Now, I’m sure there are a few of you who are going to doubt me. You’ll start rattling off E.T., that awful Superman game, or the endless supply of Pokemon games. You’re right those were terrible games. None of them though reached the magnitude of suckage that the Swordquest series reached. It was an epic failure and more than just an awful game.

The game was developed to be used with a comic book. You wandered around these rooms, taking and leaving certain objects that you would collect. If you left the right thing in the right room then you got a clue that gave you a page and panel number in the comic book. In that panel was a hidden word. Below is a page from the comic book. Look at the last panel. Do I really need to play the crappy video game to figure that out?But, once you found all the words they would create a sentence. You would then send the sentence to Atari and have a chance to compete in the finals and win a prize. The prize for the Earthworld game was a Talisman made of 18K solid gold, with 12 diamonds and the birthstones of the twelve Zodiac signs embedded in it, as well as a small sword made of white gold attached to the front. The winners of the four game contests would go on to a final competition where they would compete for a sword valued at $50,000. Atari only got as far as the third game, and then canceled the whole thing. Someone did win the Earthworld prize though. I think he melted it down to pay for college or something.

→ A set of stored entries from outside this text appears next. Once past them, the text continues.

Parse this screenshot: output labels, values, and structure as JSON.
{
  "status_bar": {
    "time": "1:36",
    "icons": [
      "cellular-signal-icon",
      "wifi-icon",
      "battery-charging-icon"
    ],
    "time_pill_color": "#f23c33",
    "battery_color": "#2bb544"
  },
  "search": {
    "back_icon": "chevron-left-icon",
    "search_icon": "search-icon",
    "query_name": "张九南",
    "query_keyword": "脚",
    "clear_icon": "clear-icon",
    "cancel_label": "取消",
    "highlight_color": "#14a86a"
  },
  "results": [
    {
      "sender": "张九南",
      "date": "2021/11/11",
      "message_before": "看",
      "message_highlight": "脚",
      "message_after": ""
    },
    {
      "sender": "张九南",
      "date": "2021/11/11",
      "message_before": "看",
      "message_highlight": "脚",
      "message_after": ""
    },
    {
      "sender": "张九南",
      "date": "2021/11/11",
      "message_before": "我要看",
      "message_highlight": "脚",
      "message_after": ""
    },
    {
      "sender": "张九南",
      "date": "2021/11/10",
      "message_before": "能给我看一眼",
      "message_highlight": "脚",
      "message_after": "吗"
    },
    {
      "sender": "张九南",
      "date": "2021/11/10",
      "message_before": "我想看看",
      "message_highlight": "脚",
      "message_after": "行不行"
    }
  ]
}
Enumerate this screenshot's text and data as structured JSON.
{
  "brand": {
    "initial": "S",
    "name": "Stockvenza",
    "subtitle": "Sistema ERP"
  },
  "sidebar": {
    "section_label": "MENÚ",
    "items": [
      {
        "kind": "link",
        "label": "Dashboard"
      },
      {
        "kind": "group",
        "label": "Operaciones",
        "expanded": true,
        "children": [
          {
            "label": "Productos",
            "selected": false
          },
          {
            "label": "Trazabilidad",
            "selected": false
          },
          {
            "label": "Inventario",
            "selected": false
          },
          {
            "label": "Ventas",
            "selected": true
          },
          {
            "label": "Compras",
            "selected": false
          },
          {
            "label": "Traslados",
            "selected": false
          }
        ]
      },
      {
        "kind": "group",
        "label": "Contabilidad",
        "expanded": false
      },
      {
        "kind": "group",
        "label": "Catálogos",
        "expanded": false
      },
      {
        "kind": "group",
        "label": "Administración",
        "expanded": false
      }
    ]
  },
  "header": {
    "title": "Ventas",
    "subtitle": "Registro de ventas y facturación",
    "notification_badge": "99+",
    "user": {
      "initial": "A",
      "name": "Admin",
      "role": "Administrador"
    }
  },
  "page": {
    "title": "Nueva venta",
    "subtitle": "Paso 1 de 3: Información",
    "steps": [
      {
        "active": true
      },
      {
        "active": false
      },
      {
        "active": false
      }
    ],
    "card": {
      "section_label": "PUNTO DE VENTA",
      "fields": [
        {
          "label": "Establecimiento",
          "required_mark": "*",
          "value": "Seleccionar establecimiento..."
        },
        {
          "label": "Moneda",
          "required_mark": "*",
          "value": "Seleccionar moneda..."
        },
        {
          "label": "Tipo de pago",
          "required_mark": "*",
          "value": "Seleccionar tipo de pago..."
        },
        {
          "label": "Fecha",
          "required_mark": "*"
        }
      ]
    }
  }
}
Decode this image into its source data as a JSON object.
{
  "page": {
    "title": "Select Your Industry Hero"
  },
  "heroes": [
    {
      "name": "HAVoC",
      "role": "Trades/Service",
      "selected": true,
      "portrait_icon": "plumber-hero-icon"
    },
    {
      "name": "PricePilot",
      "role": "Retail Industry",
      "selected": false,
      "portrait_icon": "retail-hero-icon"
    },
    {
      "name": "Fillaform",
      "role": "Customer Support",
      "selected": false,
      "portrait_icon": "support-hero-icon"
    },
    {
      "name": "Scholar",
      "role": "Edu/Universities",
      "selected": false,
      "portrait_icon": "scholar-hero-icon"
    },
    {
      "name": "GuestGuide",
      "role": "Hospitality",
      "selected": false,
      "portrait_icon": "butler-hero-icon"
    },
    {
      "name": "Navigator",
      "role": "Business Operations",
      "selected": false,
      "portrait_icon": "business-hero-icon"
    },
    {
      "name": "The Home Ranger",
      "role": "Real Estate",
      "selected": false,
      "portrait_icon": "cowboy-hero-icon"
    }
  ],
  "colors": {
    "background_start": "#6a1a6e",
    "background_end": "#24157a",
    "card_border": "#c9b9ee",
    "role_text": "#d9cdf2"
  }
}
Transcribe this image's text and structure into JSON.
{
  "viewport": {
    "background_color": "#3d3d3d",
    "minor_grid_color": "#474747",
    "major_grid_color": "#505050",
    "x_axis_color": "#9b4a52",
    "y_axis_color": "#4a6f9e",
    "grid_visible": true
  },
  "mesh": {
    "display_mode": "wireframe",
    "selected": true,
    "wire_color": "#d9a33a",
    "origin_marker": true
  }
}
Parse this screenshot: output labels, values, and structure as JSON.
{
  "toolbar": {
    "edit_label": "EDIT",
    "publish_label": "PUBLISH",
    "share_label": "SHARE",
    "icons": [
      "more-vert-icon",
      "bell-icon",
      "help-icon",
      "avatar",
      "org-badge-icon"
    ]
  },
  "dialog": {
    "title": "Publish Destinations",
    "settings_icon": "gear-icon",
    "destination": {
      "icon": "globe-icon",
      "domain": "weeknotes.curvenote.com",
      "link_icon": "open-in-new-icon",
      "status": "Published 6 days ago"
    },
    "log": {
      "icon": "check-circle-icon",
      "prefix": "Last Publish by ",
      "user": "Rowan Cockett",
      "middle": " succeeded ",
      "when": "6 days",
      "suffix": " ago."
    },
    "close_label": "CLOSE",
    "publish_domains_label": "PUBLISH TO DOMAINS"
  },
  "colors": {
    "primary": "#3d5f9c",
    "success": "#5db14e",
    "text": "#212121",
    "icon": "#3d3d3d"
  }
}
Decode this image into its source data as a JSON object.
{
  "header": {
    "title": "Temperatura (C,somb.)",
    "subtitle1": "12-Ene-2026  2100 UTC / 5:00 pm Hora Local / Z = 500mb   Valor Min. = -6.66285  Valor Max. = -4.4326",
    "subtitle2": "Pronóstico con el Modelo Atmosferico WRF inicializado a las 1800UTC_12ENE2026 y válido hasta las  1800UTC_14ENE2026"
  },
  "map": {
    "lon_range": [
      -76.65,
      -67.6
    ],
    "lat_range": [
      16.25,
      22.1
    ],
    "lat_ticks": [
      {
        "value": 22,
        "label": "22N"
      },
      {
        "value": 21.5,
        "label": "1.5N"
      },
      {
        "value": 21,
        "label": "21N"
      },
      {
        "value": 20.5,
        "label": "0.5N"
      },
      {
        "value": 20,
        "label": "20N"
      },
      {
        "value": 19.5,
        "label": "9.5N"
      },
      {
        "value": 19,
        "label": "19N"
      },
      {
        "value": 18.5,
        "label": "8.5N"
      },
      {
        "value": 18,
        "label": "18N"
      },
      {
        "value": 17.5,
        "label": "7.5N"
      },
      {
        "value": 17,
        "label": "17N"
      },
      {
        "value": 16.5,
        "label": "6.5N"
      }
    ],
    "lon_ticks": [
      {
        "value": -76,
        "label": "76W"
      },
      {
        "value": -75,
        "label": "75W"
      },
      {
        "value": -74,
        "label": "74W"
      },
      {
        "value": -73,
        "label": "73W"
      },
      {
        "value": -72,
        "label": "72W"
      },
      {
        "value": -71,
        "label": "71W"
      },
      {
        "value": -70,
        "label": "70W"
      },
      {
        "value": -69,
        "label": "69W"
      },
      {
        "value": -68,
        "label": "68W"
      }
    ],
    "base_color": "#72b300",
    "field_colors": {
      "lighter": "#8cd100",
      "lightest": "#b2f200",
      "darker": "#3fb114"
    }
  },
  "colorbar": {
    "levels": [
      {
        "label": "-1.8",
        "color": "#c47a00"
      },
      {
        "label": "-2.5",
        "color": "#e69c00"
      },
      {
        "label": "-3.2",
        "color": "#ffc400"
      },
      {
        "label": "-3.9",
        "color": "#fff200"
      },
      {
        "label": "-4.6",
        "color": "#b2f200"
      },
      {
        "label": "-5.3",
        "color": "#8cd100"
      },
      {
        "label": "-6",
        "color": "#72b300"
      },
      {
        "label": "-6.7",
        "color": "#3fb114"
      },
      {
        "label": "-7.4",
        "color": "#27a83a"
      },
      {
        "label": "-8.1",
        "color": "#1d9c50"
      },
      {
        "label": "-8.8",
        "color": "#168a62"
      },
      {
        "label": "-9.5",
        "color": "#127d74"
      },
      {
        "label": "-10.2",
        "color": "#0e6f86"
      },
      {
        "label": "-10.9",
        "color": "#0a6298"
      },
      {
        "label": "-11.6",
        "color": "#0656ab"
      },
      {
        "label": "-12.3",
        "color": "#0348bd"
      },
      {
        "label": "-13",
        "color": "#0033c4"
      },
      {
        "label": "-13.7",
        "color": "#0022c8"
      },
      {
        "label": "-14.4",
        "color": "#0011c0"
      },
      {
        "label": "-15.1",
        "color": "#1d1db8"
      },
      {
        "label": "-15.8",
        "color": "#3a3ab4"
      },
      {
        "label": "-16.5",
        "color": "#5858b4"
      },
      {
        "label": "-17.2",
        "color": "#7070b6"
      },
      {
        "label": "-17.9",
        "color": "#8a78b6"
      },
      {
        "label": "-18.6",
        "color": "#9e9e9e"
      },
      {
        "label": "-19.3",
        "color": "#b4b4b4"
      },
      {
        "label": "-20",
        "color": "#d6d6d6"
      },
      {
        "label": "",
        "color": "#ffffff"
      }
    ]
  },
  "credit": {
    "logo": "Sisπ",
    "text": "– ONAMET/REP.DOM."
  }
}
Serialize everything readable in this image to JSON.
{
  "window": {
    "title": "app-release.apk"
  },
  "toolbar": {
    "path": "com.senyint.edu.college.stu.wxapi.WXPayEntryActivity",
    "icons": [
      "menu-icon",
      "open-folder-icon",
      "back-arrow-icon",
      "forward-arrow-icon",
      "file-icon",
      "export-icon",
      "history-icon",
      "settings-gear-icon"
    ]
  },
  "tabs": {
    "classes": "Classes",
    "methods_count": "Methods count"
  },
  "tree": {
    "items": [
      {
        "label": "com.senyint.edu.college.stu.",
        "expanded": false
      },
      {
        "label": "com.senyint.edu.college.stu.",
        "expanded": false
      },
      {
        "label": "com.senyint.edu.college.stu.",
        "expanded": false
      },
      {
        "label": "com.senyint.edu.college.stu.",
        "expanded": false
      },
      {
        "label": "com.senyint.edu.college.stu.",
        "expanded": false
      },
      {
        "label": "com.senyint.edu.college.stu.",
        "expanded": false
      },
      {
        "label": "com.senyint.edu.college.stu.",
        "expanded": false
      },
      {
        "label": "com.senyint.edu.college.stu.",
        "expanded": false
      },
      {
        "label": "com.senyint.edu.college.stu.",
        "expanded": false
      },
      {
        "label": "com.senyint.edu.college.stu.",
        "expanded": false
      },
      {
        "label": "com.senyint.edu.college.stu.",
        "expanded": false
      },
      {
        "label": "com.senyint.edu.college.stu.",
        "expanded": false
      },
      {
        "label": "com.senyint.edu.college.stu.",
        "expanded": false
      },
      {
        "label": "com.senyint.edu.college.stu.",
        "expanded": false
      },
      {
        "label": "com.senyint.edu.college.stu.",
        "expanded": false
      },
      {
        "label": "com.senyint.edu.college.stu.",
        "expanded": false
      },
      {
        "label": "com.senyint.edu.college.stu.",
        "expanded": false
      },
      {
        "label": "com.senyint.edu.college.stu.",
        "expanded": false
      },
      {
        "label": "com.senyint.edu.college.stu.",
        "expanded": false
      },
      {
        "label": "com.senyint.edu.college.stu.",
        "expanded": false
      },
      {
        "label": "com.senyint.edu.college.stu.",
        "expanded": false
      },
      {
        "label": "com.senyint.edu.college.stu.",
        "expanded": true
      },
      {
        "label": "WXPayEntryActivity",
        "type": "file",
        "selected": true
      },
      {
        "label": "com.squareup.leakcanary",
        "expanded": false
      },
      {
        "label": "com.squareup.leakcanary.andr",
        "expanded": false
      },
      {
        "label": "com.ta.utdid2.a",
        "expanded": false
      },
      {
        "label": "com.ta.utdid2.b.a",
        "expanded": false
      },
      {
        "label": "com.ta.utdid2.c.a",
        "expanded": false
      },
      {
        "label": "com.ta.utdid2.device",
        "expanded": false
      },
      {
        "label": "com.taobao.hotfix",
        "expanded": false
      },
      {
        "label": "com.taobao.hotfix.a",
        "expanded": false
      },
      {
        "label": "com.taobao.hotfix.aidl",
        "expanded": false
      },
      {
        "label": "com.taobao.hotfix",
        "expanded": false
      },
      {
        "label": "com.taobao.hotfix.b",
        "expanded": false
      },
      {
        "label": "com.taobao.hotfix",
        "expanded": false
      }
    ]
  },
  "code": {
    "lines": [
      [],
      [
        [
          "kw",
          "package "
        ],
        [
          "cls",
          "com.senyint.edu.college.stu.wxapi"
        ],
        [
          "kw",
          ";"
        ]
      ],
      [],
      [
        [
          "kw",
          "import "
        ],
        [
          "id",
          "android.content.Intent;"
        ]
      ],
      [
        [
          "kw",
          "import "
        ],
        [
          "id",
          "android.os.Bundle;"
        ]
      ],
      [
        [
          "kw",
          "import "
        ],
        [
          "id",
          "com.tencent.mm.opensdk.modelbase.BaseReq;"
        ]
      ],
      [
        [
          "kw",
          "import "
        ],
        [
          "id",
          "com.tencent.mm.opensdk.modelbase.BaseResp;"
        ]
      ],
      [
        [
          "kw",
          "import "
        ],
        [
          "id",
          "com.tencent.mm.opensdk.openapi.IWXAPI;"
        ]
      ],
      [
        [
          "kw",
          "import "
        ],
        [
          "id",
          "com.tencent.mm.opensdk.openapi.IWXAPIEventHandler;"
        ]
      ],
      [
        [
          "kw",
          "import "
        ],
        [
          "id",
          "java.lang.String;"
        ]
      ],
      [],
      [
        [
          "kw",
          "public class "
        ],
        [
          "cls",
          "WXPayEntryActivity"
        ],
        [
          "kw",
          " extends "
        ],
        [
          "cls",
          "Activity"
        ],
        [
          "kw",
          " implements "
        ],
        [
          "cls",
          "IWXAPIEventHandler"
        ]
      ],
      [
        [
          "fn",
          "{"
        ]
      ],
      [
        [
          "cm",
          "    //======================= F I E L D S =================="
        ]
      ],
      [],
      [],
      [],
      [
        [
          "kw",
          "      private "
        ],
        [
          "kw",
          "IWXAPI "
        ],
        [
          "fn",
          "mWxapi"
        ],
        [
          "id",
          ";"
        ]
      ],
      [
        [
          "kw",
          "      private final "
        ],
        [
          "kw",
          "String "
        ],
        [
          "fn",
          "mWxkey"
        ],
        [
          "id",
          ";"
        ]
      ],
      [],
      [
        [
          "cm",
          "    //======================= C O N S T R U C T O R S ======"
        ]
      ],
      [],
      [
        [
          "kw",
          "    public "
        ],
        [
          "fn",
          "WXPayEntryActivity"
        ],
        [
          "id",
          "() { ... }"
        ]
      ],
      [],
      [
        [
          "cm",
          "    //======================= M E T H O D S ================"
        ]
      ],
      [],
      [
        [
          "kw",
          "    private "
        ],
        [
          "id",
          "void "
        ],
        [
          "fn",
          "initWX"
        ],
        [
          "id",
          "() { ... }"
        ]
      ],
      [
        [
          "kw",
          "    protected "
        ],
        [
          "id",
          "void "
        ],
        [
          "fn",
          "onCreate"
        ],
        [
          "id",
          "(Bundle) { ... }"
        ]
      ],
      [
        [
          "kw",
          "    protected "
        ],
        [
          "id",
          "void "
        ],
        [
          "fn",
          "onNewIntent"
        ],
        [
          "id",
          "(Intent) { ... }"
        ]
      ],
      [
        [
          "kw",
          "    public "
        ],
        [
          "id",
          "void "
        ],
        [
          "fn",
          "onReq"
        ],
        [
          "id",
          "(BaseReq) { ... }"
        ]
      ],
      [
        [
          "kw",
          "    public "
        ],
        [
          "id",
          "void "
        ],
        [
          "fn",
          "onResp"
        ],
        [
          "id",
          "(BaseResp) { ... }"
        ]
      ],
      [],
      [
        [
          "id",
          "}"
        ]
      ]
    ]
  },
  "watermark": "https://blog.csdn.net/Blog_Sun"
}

The thing is $50,000 dollars wasn’t even enticing enough to keep playing this crapfest of a game. First of all, I lost the comic book. Secondly, the puzzles were so random and pointless that you were left wandering around dropping one thing and picking up the other thing. If a code didn’t come up, then you swapped out another item. I don’t mind puzzles in my video games, but please have the puzzles work around some sort of logic. Give me a method to the madness. To make things even more frustrating, there were mini-games that you needed to complete in order to access some rooms.
This is supposed to be a waterfall

These mini-games were simple Frogger rip-offs that required jumping on or dodging things to get to the other side. Once getting to the other side, if you placed the wrong item in that room, you had to go back through the mini-game again. Yipeee! There were some items that helped you beat the mini-games or even see the mini-game.
You guessed it: Spears!

Swordquest failed not just as a game series, but as a publicity stunt/contest as well. This and the E.T. game pretty much kicked off the video game market crash of 1983. It wouldn’t be till Nintendo came along, that the home market started up again.


bobby said...

I've never heard of this video game, but I thank it for giving me my new favorite expletive: "By the seven hells!"

PotentialLunchWinner said...

I had this game, and yeah, it sucked balls. Yet at the time I thought it was the coolest thing ever, even though I had no idea what the fuck was going on.

I remember Fireworld coming outbut don't remember anything after that. Was the third game Waterworld or Airworld?

Bradford said...

I believe Waterworld was first and Airworld was the last installment planned but never made.